Used time and time again, if you own a computer, you are familiar with a PDF — but have you ever wondered, what is a PDF? Probably not, but that’s why we’re here to give you everything you need to know.
Not to be confused with a delicious sandwich served at lunchtime, the BLT, the Portable Document Format, or more commonly referred to as a PDF is one of, if not the most common file type you’re likely to find on the web and beyond. Surveys suggest there are trillions of PDF files in existence, with billions more being created every day. A major reason for the nearly infinite number of PDF files floating around the internet — and filling up your hard drives — is that it is such a widely accepted format. The file format provides a reliable way to share many different document types to any software, hardware, or operating system, without having to worry about losing the fine print in the process.
History Behind the Format
The PDF format was first developed by Dr. John Warnock, the co-founder of Adobe, back in 1991 with the hopes of providing a file format that would allow any user to share any type of document while still preserving the quality to be printed or viewed digitally. To this day PDF remains the industry standard of sharable files due to its ability to handle anything from online text forms to print ads and everything in between. Nicely done, Dr. John Warnock.
But How Does It Work?
Ok now that we know what a PDF is, why should you care about this? While the PDF is conveniently a universal file format, the fact it supports such a variety of different document types means things can get a little confusing when viewing or creating different PDF documents. Here’s what to keep in mind!

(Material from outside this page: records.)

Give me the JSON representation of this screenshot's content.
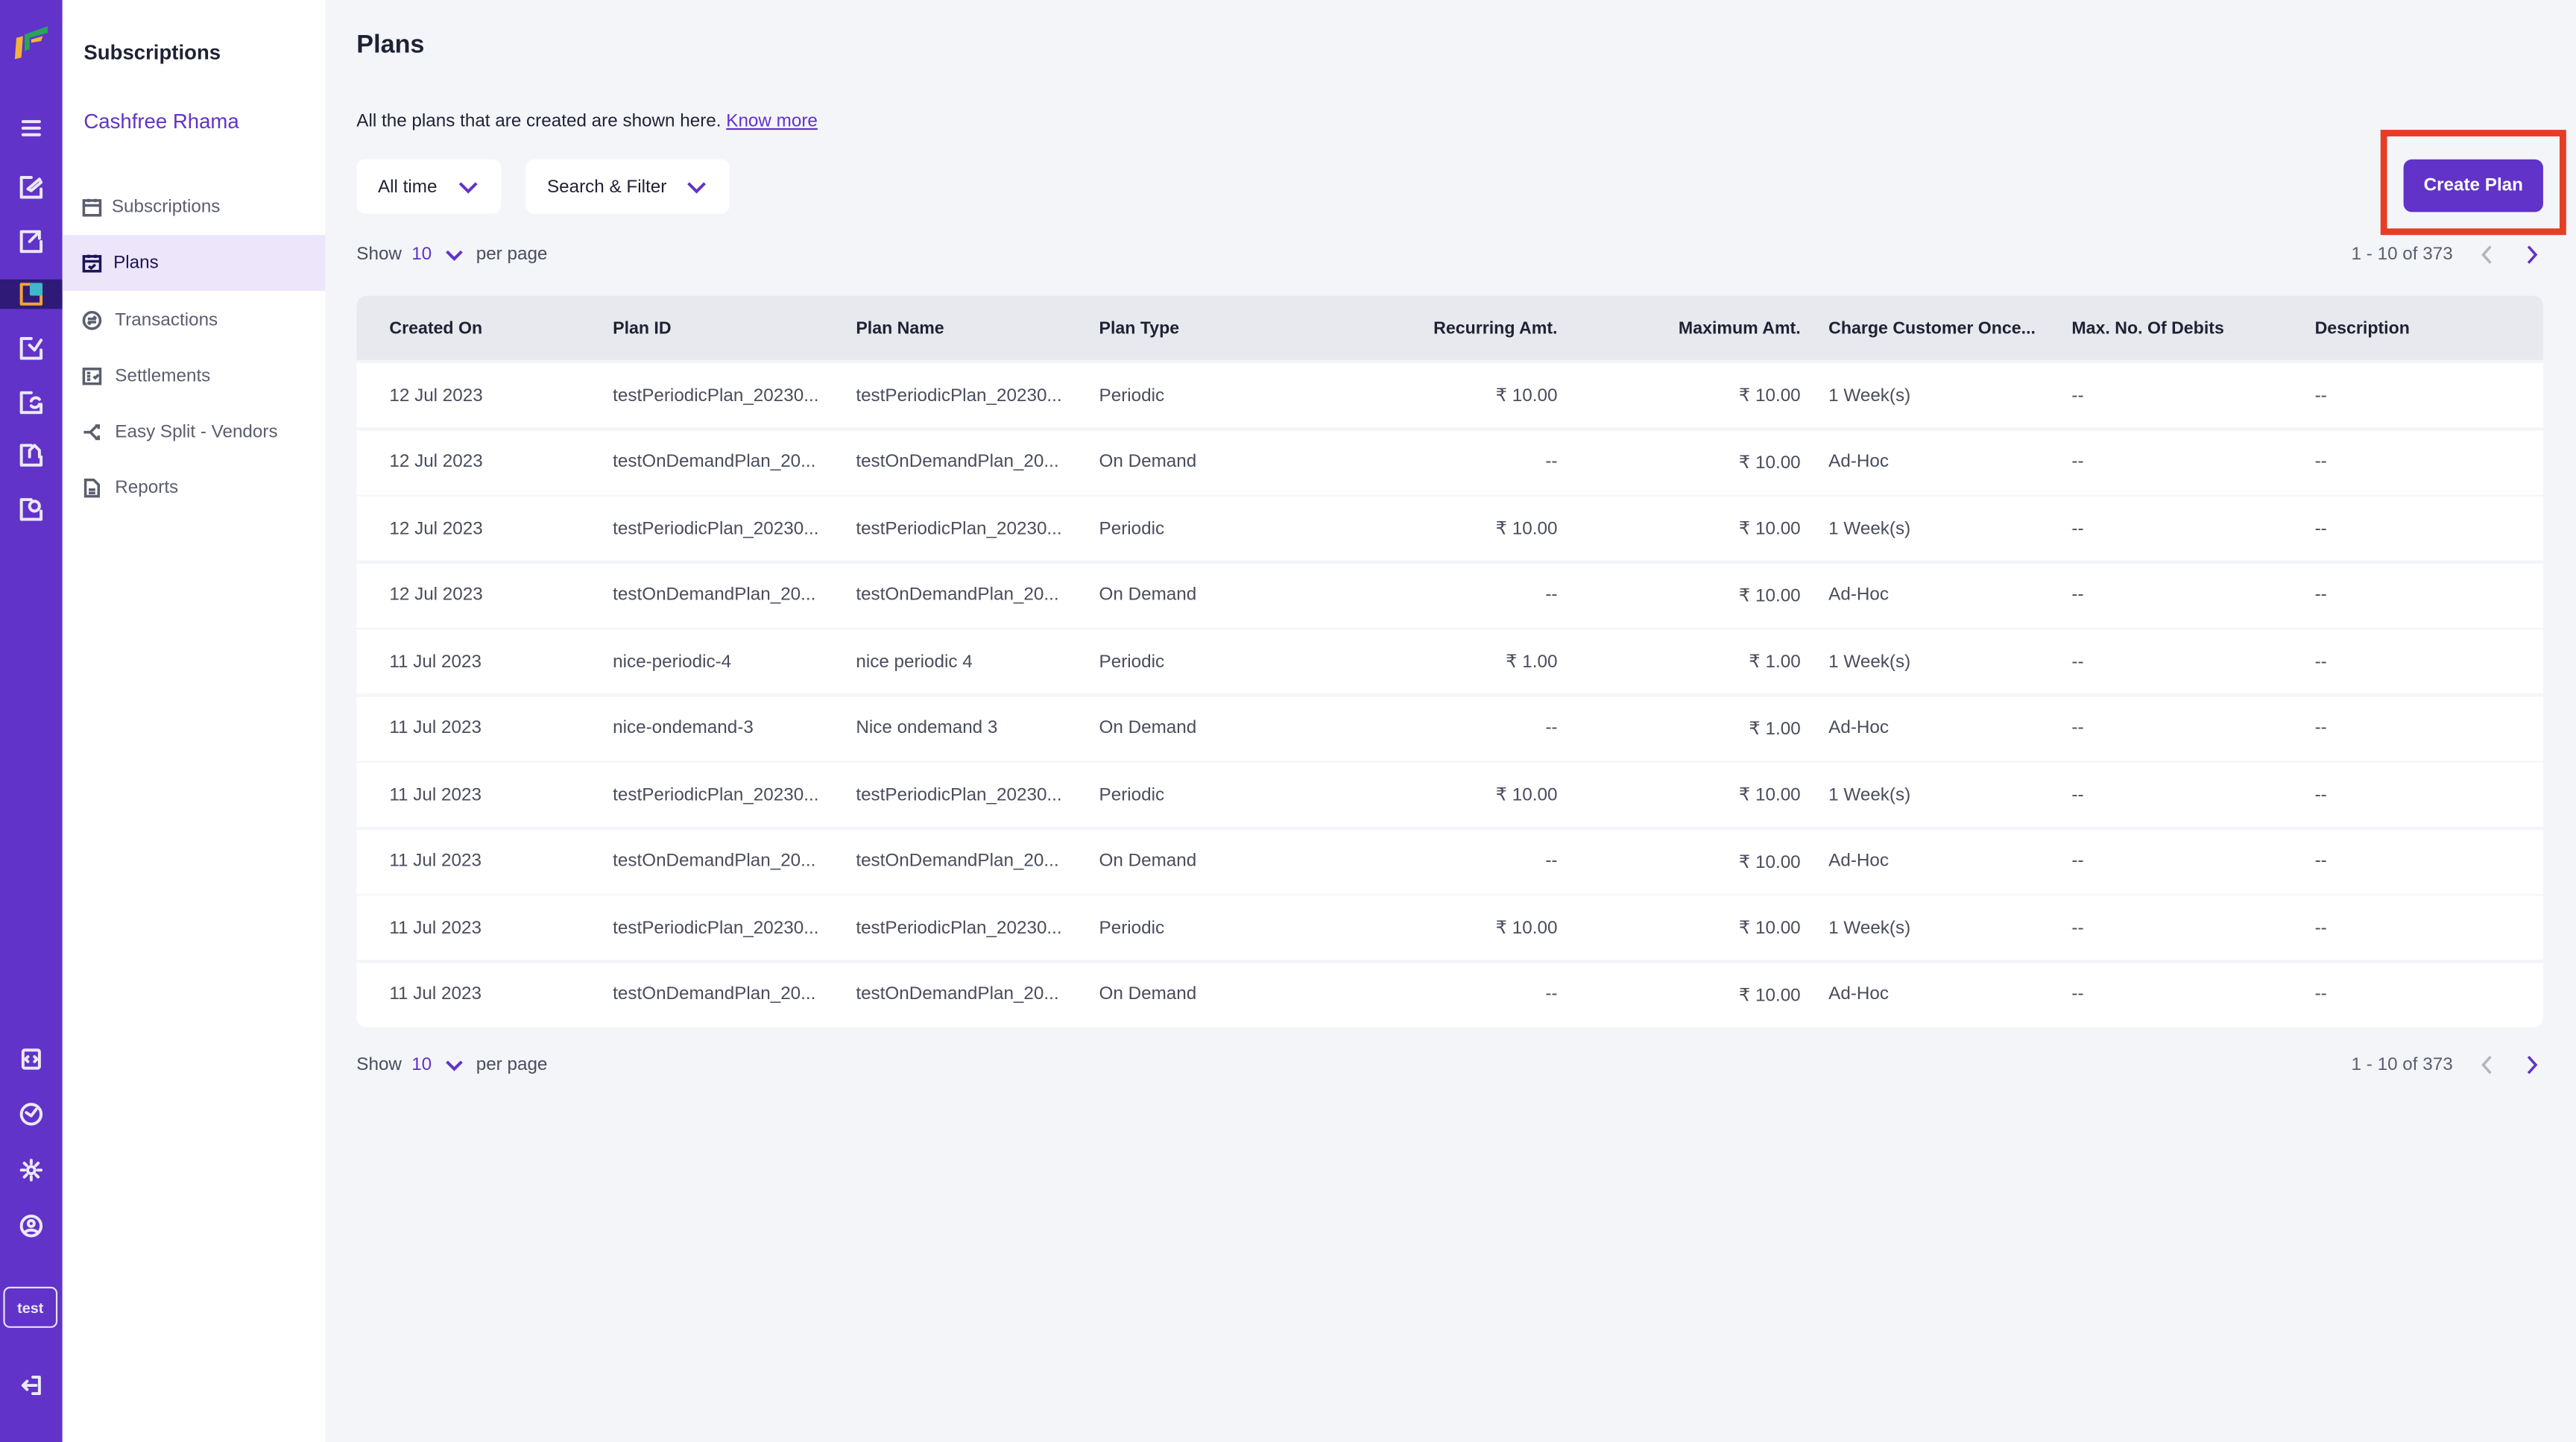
{
  "rail": {
    "icons": [
      "logo-icon",
      "menu-icon",
      "payment-links-icon",
      "payouts-icon",
      "subscriptions-icon",
      "verification-icon",
      "refunds-icon",
      "home-icon",
      "support-icon",
      "developers-icon",
      "downloads-icon",
      "settings-icon",
      "profile-icon",
      "logout-icon"
    ],
    "env_badge": "test"
  },
  "sidebar": {
    "title": "Subscriptions",
    "merchant": "Cashfree Rhama",
    "items": [
      {
        "label": "Subscriptions",
        "icon": "calendar-icon"
      },
      {
        "label": "Plans",
        "icon": "calendar-check-icon",
        "active": true
      },
      {
        "label": "Transactions",
        "icon": "exchange-icon"
      },
      {
        "label": "Settlements",
        "icon": "checklist-icon"
      },
      {
        "label": "Easy Split - Vendors",
        "icon": "split-icon"
      },
      {
        "label": "Reports",
        "icon": "document-icon"
      }
    ]
  },
  "main": {
    "title": "Plans",
    "description": "All the plans that are created are shown here.",
    "know_more": "Know more",
    "filters": {
      "time": "All time",
      "search": "Search & Filter"
    },
    "create_button": "Create Plan",
    "per_page": {
      "show": "Show",
      "value": "10",
      "suffix": "per page"
    },
    "pagination": {
      "range": "1 - 10 of 373"
    },
    "accent_color": "#6133c8",
    "highlight_color": "#e63d25"
  },
  "table": {
    "columns": [
      "Created On",
      "Plan ID",
      "Plan Name",
      "Plan Type",
      "Recurring Amt.",
      "Maximum Amt.",
      "Charge Customer Once...",
      "Max. No. Of Debits",
      "Description"
    ],
    "rows": [
      [
        "12 Jul 2023",
        "testPeriodicPlan_20230...",
        "testPeriodicPlan_20230...",
        "Periodic",
        "₹ 10.00",
        "₹ 10.00",
        "1 Week(s)",
        "--",
        "--"
      ],
      [
        "12 Jul 2023",
        "testOnDemandPlan_20...",
        "testOnDemandPlan_20...",
        "On Demand",
        "--",
        "₹ 10.00",
        "Ad-Hoc",
        "--",
        "--"
      ],
      [
        "12 Jul 2023",
        "testPeriodicPlan_20230...",
        "testPeriodicPlan_20230...",
        "Periodic",
        "₹ 10.00",
        "₹ 10.00",
        "1 Week(s)",
        "--",
        "--"
      ],
      [
        "12 Jul 2023",
        "testOnDemandPlan_20...",
        "testOnDemandPlan_20...",
        "On Demand",
        "--",
        "₹ 10.00",
        "Ad-Hoc",
        "--",
        "--"
      ],
      [
        "11 Jul 2023",
        "nice-periodic-4",
        "nice periodic 4",
        "Periodic",
        "₹ 1.00",
        "₹ 1.00",
        "1 Week(s)",
        "--",
        "--"
      ],
      [
        "11 Jul 2023",
        "nice-ondemand-3",
        "Nice ondemand 3",
        "On Demand",
        "--",
        "₹ 1.00",
        "Ad-Hoc",
        "--",
        "--"
      ],
      [
        "11 Jul 2023",
        "testPeriodicPlan_20230...",
        "testPeriodicPlan_20230...",
        "Periodic",
        "₹ 10.00",
        "₹ 10.00",
        "1 Week(s)",
        "--",
        "--"
      ],
      [
        "11 Jul 2023",
        "testOnDemandPlan_20...",
        "testOnDemandPlan_20...",
        "On Demand",
        "--",
        "₹ 10.00",
        "Ad-Hoc",
        "--",
        "--"
      ],
      [
        "11 Jul 2023",
        "testPeriodicPlan_20230...",
        "testPeriodicPlan_20230...",
        "Periodic",
        "₹ 10.00",
        "₹ 10.00",
        "1 Week(s)",
        "--",
        "--"
      ],
      [
        "11 Jul 2023",
        "testOnDemandPlan_20...",
        "testOnDemandPlan_20...",
        "On Demand",
        "--",
        "₹ 10.00",
        "Ad-Hoc",
        "--",
        "--"
      ]
    ]
  }
}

“Can I print this?” — Of course, you can. You can print anything, but that doesn’t mean its going to look good. There are several variants that come in to play when saving a PDF file for print use. First, make sure your document dimensions fit the requirements of your final print product. Whether using your own printer or a commercial printer, you will need to be sure that there is enough safe zone between the content and cut edge. Similarly, if any of your designs run off the page you will need to be sure they have enough bleed to prevent any unwanted cropping. If using a commercial printer (example: moo.com) be sure to check with them for any print specifications they might have to ensure the desired result! Lastly, when saving a PDF, you can control your file size and quality. While using lower quality is often best for digital use in reducing file sizes, for best print results be sure you are using the highest quality export settings.

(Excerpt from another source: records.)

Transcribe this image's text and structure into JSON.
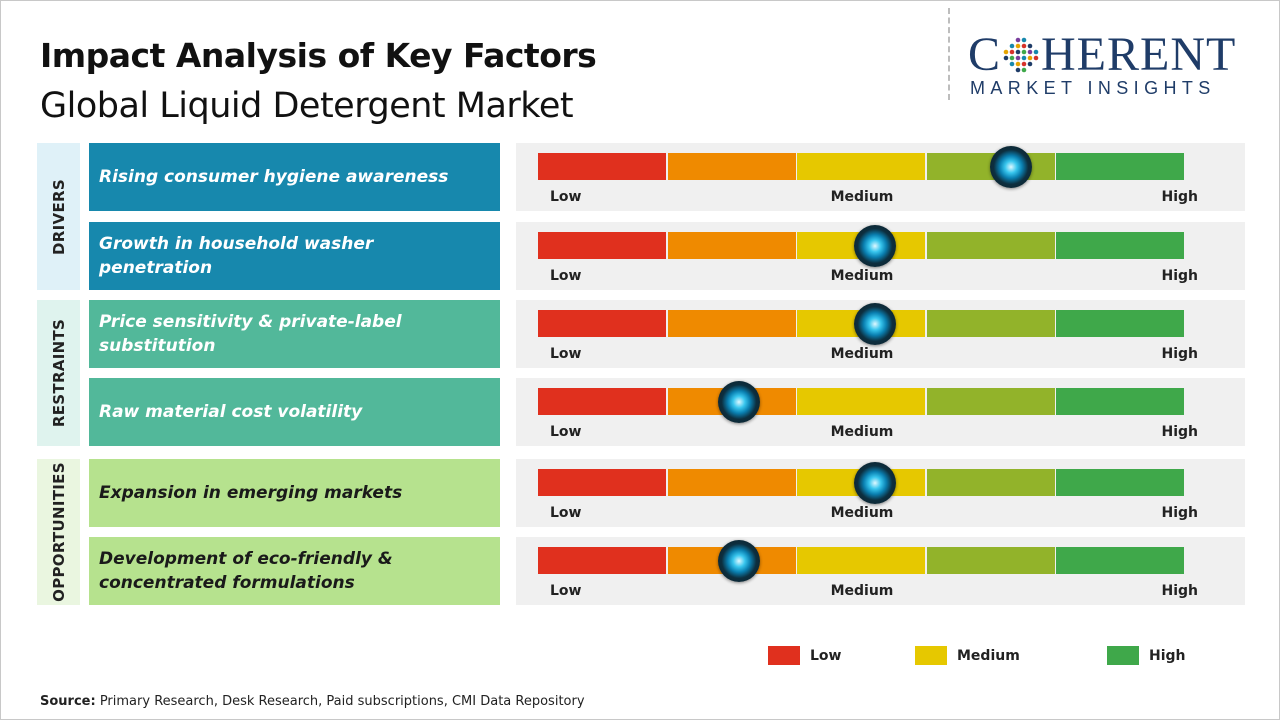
{
  "header": {
    "title": "Impact Analysis of Key Factors",
    "subtitle": "Global Liquid Detergent Market"
  },
  "logo": {
    "main_left": "C",
    "main_right": "HERENT",
    "sub": "MARKET INSIGHTS"
  },
  "colors": {
    "low": "#e0301e",
    "low_mid": "#ef8a00",
    "medium": "#e6c800",
    "mid_high": "#92b32a",
    "high": "#3fa84a",
    "drivers_cat": "#dff1f8",
    "drivers_factor": "#1788ad",
    "restraints_cat": "#dff3ee",
    "restraints_factor": "#52b89a",
    "opportunities_cat": "#eaf6e0",
    "opportunities_factor": "#b6e28e"
  },
  "chart_data": {
    "type": "impact-meter",
    "scale": {
      "low_label": "Low",
      "medium_label": "Medium",
      "high_label": "High",
      "segments": 5
    },
    "categories": [
      {
        "name": "DRIVERS",
        "factors": [
          {
            "label": "Rising consumer hygiene awareness",
            "impact": 0.73
          },
          {
            "label": "Growth in household washer penetration",
            "impact": 0.52
          }
        ]
      },
      {
        "name": "RESTRAINTS",
        "factors": [
          {
            "label": "Price sensitivity & private-label substitution",
            "impact": 0.52
          },
          {
            "label": "Raw material cost volatility",
            "impact": 0.31
          }
        ]
      },
      {
        "name": "OPPORTUNITIES",
        "factors": [
          {
            "label": "Expansion in emerging markets",
            "impact": 0.52
          },
          {
            "label": "Development of eco-friendly & concentrated formulations",
            "impact": 0.31
          }
        ]
      }
    ],
    "legend": [
      {
        "label": "Low",
        "color": "#e0301e"
      },
      {
        "label": "Medium",
        "color": "#e6c800"
      },
      {
        "label": "High",
        "color": "#3fa84a"
      }
    ]
  },
  "footer": {
    "source_label": "Source:",
    "source_text": " Primary Research, Desk Research, Paid subscriptions, CMI Data Repository"
  }
}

“Can I edit this?” — This one can be tricky. While PDF’s abilities usually do prove to be magical in their ability to handle multiple different file types and layers, when saving as a reduced file size these layers are more often than not merged or compressed. Which, you guessed it, results in losing your ability to edit. This is a tough one to remember and explain to the elderly, but a crucial one nonetheless.
“Will they be able to view the file?” — Unless you have set your PDF file to have restricted permissions, or the viewer is using the first computer ever invented, a PDF file is likely the most reliable file format for you to share any type of document due to its universal acceptance.